Fabbri e Massimo Vignola

La regione Emilia Romagna partecipi ai costi delle bollette elettriche di coloro che, a due anni dal terremoto, sono ancora costretti a vivere nei moduli abitativi provvisori.

E’ l’appello lanciato oggi da Alan Fabbri, neo consigliere regionale leghista e sindaco di Bondeno, che oggi ha fatto visita alle sette famiglie che vivono nei container nella zona di Alberone, alle porte di Cento. In realtà le famiglie della nostra regione che vivono ancora nei moduli provvisori sono circa 500, e di questi tempi, per riscaldarsi, sono costrette a sostenere costi elevatissimi di elettricità.

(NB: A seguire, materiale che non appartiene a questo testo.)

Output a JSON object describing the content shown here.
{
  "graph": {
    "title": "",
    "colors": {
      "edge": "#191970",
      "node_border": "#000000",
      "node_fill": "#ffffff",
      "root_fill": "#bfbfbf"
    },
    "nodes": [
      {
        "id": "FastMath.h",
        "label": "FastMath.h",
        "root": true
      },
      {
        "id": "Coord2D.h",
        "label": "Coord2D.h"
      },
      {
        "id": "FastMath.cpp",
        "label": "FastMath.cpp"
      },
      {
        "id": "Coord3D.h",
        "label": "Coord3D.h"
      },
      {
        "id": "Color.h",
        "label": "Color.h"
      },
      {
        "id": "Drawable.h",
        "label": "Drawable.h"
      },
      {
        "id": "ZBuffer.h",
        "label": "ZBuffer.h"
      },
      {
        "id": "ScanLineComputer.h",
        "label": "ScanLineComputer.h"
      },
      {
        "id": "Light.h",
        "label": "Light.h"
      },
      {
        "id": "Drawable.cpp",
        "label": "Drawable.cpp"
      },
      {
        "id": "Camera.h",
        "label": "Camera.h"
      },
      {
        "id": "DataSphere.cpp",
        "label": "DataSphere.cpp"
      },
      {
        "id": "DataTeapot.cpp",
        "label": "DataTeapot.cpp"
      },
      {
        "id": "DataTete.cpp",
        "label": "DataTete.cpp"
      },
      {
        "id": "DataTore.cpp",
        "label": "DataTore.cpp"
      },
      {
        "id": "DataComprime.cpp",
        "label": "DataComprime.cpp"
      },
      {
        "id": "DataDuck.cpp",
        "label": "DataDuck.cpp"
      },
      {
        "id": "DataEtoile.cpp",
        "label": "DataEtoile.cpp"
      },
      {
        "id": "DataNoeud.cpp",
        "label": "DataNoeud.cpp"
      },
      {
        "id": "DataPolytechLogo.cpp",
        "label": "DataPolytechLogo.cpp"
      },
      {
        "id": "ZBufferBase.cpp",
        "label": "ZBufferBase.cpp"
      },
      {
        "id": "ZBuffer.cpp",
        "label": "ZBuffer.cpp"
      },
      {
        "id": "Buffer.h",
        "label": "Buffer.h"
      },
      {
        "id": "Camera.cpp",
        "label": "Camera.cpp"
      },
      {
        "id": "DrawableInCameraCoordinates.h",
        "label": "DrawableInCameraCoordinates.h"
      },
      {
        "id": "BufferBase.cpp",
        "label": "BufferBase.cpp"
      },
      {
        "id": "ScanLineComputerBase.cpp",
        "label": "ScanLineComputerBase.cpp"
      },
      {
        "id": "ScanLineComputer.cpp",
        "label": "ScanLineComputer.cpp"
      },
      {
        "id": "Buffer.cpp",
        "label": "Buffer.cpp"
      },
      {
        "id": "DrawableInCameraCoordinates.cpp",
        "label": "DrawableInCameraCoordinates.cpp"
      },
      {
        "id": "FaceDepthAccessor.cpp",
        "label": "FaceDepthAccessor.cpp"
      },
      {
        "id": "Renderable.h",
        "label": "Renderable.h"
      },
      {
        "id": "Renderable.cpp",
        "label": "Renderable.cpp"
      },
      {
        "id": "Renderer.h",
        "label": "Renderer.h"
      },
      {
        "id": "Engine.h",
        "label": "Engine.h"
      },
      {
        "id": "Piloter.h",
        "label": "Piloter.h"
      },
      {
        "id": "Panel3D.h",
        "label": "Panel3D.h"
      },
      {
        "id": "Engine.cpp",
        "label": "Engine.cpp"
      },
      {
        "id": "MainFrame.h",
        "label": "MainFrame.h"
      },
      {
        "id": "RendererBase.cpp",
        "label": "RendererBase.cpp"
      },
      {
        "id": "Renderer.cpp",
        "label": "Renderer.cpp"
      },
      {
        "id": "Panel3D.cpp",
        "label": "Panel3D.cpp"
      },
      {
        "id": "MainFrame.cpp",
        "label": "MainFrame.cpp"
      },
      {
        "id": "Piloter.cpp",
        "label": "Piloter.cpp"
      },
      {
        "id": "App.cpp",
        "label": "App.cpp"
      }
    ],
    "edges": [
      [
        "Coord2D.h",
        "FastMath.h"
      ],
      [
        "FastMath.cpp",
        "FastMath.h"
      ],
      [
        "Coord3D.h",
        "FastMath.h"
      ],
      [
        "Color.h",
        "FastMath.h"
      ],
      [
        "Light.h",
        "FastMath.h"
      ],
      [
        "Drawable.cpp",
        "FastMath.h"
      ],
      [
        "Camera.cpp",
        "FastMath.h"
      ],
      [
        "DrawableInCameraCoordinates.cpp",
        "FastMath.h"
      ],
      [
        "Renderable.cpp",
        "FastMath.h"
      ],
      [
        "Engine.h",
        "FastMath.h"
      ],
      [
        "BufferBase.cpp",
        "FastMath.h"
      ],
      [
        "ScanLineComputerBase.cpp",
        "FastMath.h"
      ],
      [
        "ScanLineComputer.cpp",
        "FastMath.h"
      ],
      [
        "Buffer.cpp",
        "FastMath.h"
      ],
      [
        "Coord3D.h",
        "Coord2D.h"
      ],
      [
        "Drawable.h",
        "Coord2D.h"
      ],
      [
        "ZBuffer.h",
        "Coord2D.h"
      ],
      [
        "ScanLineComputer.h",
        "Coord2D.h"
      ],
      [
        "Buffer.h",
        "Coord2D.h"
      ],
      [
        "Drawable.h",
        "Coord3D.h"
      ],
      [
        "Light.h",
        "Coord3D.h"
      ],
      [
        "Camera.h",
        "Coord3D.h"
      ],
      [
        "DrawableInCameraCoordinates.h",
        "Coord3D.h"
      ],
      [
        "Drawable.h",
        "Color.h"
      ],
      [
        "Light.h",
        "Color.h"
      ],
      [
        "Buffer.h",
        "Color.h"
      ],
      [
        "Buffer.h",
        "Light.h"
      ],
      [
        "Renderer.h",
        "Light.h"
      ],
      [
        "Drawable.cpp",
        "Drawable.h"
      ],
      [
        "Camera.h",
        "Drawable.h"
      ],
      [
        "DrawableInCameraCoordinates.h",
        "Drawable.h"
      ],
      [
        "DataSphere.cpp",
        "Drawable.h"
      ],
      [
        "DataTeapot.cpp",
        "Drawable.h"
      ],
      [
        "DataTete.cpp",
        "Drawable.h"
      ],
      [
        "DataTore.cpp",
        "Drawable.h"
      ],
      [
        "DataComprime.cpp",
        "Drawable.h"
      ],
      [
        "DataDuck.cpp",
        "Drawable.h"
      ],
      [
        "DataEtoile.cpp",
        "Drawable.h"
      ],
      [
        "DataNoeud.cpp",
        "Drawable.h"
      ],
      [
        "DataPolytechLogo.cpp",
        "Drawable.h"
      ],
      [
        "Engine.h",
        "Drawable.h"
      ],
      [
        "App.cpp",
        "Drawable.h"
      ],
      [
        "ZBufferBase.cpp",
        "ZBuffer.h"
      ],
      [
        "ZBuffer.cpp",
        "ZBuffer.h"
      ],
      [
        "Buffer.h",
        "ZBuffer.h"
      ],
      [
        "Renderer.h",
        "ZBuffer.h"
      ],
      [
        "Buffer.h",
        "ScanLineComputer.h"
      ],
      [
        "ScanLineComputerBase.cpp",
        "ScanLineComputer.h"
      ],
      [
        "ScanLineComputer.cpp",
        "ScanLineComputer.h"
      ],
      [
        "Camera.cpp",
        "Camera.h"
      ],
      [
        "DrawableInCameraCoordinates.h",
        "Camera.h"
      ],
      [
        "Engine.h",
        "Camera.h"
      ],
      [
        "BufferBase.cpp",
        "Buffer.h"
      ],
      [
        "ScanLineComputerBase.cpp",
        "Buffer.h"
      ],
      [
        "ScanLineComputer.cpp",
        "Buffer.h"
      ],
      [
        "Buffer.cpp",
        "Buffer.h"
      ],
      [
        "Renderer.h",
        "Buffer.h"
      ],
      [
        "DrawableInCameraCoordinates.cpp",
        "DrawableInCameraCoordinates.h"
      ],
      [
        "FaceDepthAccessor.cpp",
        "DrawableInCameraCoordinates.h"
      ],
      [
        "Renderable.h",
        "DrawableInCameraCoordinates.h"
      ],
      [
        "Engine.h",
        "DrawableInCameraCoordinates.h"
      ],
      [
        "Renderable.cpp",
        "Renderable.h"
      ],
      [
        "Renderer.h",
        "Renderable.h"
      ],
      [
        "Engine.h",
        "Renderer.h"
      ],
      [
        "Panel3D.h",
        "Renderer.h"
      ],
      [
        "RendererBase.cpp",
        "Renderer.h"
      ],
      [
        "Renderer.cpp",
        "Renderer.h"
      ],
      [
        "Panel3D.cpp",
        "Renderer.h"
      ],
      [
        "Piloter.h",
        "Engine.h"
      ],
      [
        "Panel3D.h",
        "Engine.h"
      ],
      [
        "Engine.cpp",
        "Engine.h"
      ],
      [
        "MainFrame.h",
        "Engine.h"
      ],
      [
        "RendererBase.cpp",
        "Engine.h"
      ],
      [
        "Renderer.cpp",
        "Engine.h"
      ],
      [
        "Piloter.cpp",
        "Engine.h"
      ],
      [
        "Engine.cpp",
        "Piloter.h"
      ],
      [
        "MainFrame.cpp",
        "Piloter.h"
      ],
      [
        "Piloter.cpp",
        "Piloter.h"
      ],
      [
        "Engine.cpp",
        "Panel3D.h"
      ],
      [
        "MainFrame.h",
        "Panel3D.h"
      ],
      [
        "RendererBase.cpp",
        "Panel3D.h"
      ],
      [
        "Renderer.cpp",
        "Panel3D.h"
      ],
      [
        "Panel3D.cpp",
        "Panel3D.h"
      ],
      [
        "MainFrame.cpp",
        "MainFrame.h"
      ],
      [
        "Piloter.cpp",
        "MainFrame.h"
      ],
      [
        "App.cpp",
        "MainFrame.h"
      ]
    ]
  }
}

Da qui la proposta di Fabbri al neo governatore regionale Bonaccini: contribuire alla metà dei costi delle bollette, tenendo presente che nei moduli vivono anche centinaia di bambini, esposti al freddo e di conseguenza al rischio di ammalarsi. Il sindaco e consigliere regionale rilancia anche l’appello per la fiscalità di vantaggio riservata a coloro che hanno subito, e ancora stanno socntando, i danni del sisma 2012: “Troppo si è atteso, ci auguriamo che a gennaio arrivi l’annunciato decreto del ministero delle finanze per le esenzioni fiscali. Burocrazia, bollette e tasse pesano come macigni sul futuro di questa nostra terra ferita”.